Several solutions exist to some of these problems, and many others are being studied during these days. It is a vicious circle, though, because for each problem a countermeasure can be found, but is never fully conclusive and always subject to new gaps. Current working solutions for enhancing a data security are monitoring as much as possible the audit logs; establishing preventive measures (inactive accounts deactivation, maximum failed login attempts, stronger passwords, extra secured configurations for hardware and software etc.); using only secure tested open-source software.
VI. Data Ethics
A big role will be played by the ethic behind big data, i.e., to what extent companies are going to push the data boundaries and to dig into people lives.
A lot can be said about the philosophical implications of big data and their relationship with human ethic (Zwitter 2014), but from a practical point of view, every company should create data ethic internal guidelines, which should be displayed on the company website as well. They should develop a data stewardship, a code of professional conduct, which has to convey few main aspects: transparency (what data are used and how); simple design (simple adjustments to privacy settings if wanted); win-win scenario (make sure the customers get value from the data they provide).
But above all, the golden rule — that may sound biblical — is “don’t collect or use personal data in a manner you wouldn’t consider acceptable for you”.
VII. Data Ownership
Finally, the million dollars question is:
Does a customer keep the ownership of his own data, or he loses it in the moment he accepts the company’s terms and conditions?
There is not a straightforward answer to this question, but my proposal is the following:
- Customers should retain the ownership of raw data initially provided; the use should be granted to the company, and cannot be withdrawn unless specific circumstances that could negatively impact the individual occur.
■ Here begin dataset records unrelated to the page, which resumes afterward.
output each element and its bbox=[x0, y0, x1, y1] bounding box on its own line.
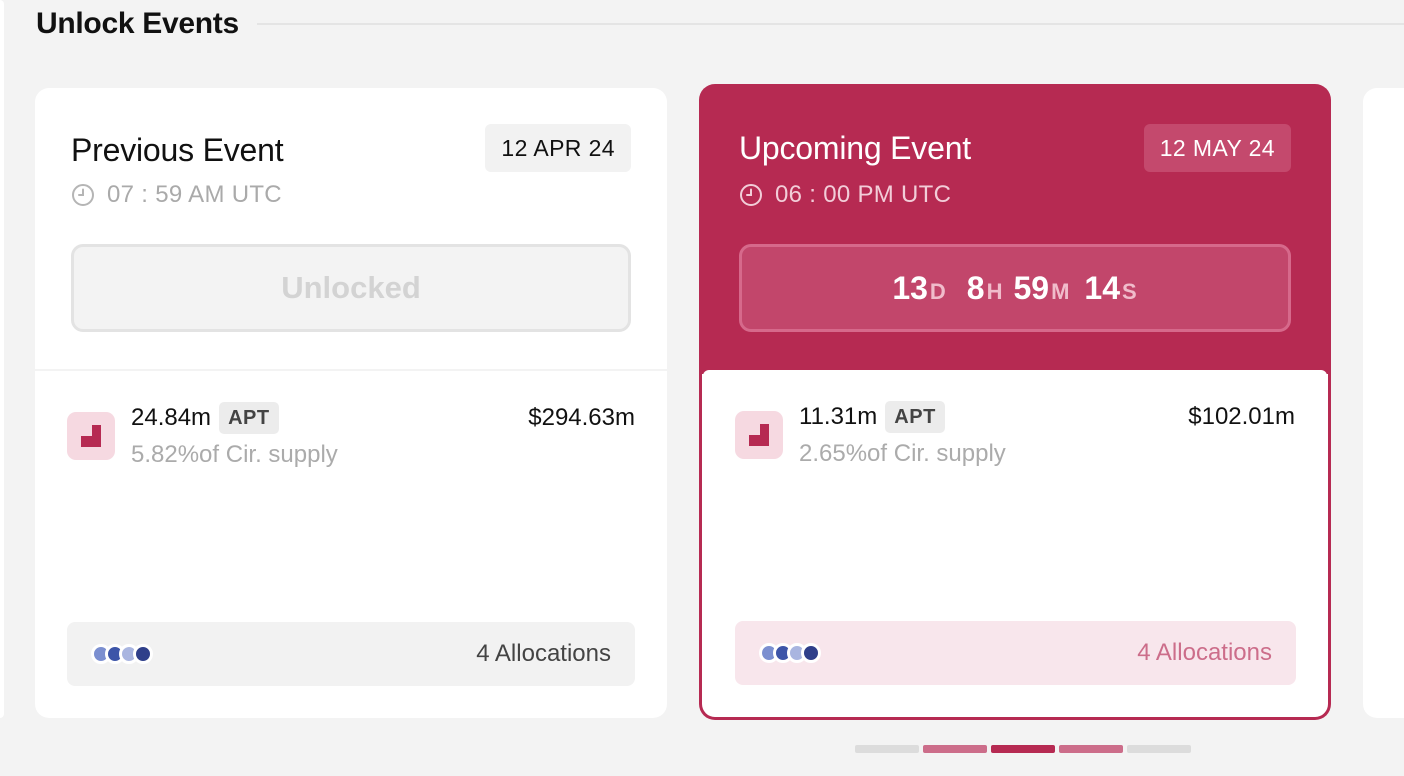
upcoming-event-time-text: 06 : 00 PM UTC bbox=[775, 181, 952, 208]
allocations-button[interactable]: 4 Allocations bbox=[735, 621, 1296, 685]
clock-icon bbox=[72, 184, 94, 206]
countdown-seconds-value: 14 bbox=[1084, 269, 1120, 306]
countdown-hours: 8 H bbox=[967, 270, 1004, 307]
token-symbol-badge: APT bbox=[885, 401, 945, 433]
circulating-supply-percent: 2.65%of Cir. supply bbox=[799, 440, 1006, 467]
countdown-days-value: 13 bbox=[892, 269, 928, 306]
previous-event-title: Previous Event bbox=[71, 132, 284, 168]
countdown-days: 13 D bbox=[892, 270, 946, 307]
countdown-seconds-unit: S bbox=[1122, 278, 1138, 304]
countdown-timer: 13 D 8 H 59 M 14 S bbox=[739, 244, 1291, 332]
token-amount-row: 24.84m APT bbox=[131, 402, 279, 434]
upcoming-event-title: Upcoming Event bbox=[739, 130, 971, 166]
upcoming-event-date: 12 MAY 24 bbox=[1143, 124, 1291, 172]
section-title: Unlock Events bbox=[36, 7, 239, 40]
countdown-minutes: 59 M bbox=[1013, 270, 1070, 307]
usd-value: $102.01m bbox=[1188, 403, 1295, 430]
aptos-token-icon bbox=[735, 411, 783, 459]
pager-segment-active[interactable] bbox=[991, 745, 1055, 753]
previous-event-header: Previous Event 12 APR 24 07 : 59 AM UTC … bbox=[35, 88, 667, 369]
token-amount: 11.31m bbox=[799, 403, 878, 430]
countdown-hours-unit: H bbox=[986, 278, 1004, 304]
countdown-days-unit: D bbox=[929, 278, 947, 304]
pager-segment[interactable] bbox=[1127, 745, 1191, 753]
circulating-supply-percent: 5.82%of Cir. supply bbox=[131, 441, 338, 468]
pager-segment[interactable] bbox=[855, 745, 919, 753]
pager-segment[interactable] bbox=[923, 745, 987, 753]
countdown-minutes-unit: M bbox=[1051, 278, 1071, 304]
upcoming-event-details: 11.31m APT 2.65%of Cir. supply $102.01m … bbox=[699, 370, 1331, 720]
countdown-seconds: 14 S bbox=[1084, 270, 1137, 307]
allocation-avatars bbox=[759, 643, 821, 663]
usd-value: $294.63m bbox=[528, 404, 635, 431]
upcoming-event-time: 06 : 00 PM UTC bbox=[739, 181, 951, 209]
clock-icon bbox=[740, 184, 762, 206]
previous-card-edge bbox=[0, 0, 4, 718]
previous-event-date: 12 APR 24 bbox=[485, 124, 631, 172]
allocation-avatars bbox=[91, 644, 153, 664]
token-symbol-badge: APT bbox=[219, 402, 279, 434]
aptos-token-icon bbox=[67, 412, 115, 460]
allocations-label: 4 Allocations bbox=[476, 640, 611, 667]
allocation-dot bbox=[133, 644, 153, 664]
carousel-pager bbox=[855, 745, 1191, 753]
token-glyph bbox=[81, 425, 101, 447]
countdown-hours-value: 8 bbox=[966, 269, 985, 306]
upcoming-event-card[interactable]: Upcoming Event 12 MAY 24 06 : 00 PM UTC … bbox=[699, 84, 1331, 720]
upcoming-event-header: Upcoming Event 12 MAY 24 06 : 00 PM UTC … bbox=[699, 84, 1331, 370]
unlocked-status-button[interactable]: Unlocked bbox=[71, 244, 631, 332]
allocations-label: 4 Allocations bbox=[1137, 639, 1272, 666]
previous-event-time-text: 07 : 59 AM UTC bbox=[107, 181, 282, 208]
pager-segment[interactable] bbox=[1059, 745, 1123, 753]
previous-event-time: 07 : 59 AM UTC bbox=[71, 181, 282, 209]
allocation-dot bbox=[801, 643, 821, 663]
next-event-card-peek[interactable] bbox=[1363, 88, 1404, 718]
token-glyph bbox=[749, 424, 769, 446]
allocations-button[interactable]: 4 Allocations bbox=[67, 622, 635, 686]
previous-event-card[interactable]: Previous Event 12 APR 24 07 : 59 AM UTC … bbox=[35, 88, 667, 718]
token-amount: 24.84m bbox=[131, 404, 212, 431]
section-header: Unlock Events bbox=[36, 4, 1404, 44]
token-amount-row: 11.31m APT bbox=[799, 401, 945, 433]
previous-event-details: 24.84m APT 5.82%of Cir. supply $294.63m … bbox=[35, 371, 667, 718]
section-divider bbox=[256, 23, 1404, 25]
countdown-minutes-value: 59 bbox=[1013, 269, 1050, 306]
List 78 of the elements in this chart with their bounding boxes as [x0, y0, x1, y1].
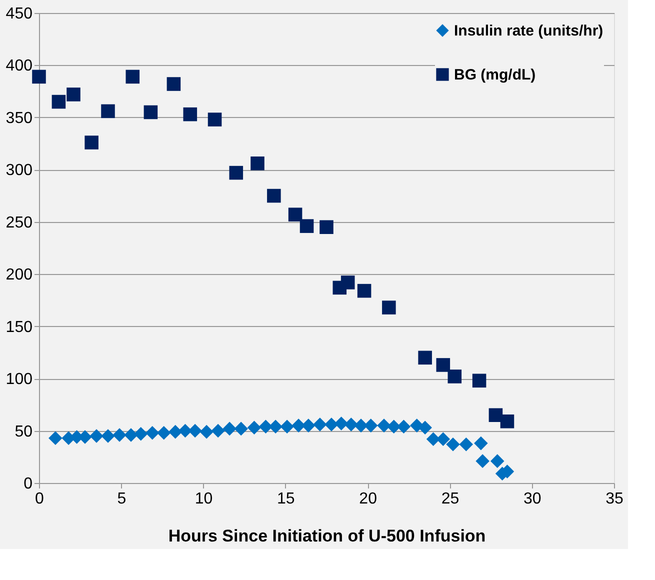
point: [267, 188, 281, 203]
point: [90, 429, 104, 443]
point: [418, 350, 432, 365]
point: [168, 424, 182, 439]
point: [229, 166, 244, 180]
point: [396, 420, 411, 434]
point: [500, 414, 514, 428]
point: [476, 454, 490, 468]
point: [474, 436, 488, 450]
point: [188, 424, 202, 438]
x-tick-label: 15: [277, 490, 295, 508]
point: [459, 437, 474, 452]
x-tick-label: 35: [606, 490, 624, 508]
point: [288, 208, 302, 222]
point: [313, 418, 327, 432]
point: [144, 105, 158, 120]
point: [200, 424, 214, 439]
point: [222, 422, 236, 436]
y-tick-label: 50: [14, 423, 33, 440]
point: [247, 420, 262, 435]
point: [302, 418, 316, 432]
legend-label: BG (mg/dL): [454, 66, 536, 84]
point: [446, 437, 460, 452]
y-tick-label: 400: [6, 58, 33, 75]
x-tick-label: 0: [35, 490, 44, 508]
point: [357, 284, 372, 298]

- The company keeps the ownership of “constructed data”, i.e., data obtained manipulating the original one, and that cannot be reverse-engineered to infer the raw data.
OECD. (2013). OECD guidelines on the protection of privacy and transborder flows of personal data, (pp. 1–27).
Zwitter, A. (2014). “Big data ethics”. Big Data & Society, 1(2), 1–6.
Note: the above is an adapted excerpt from my book “Big Data Analytics: A Management Perspective” (Springer, 2016).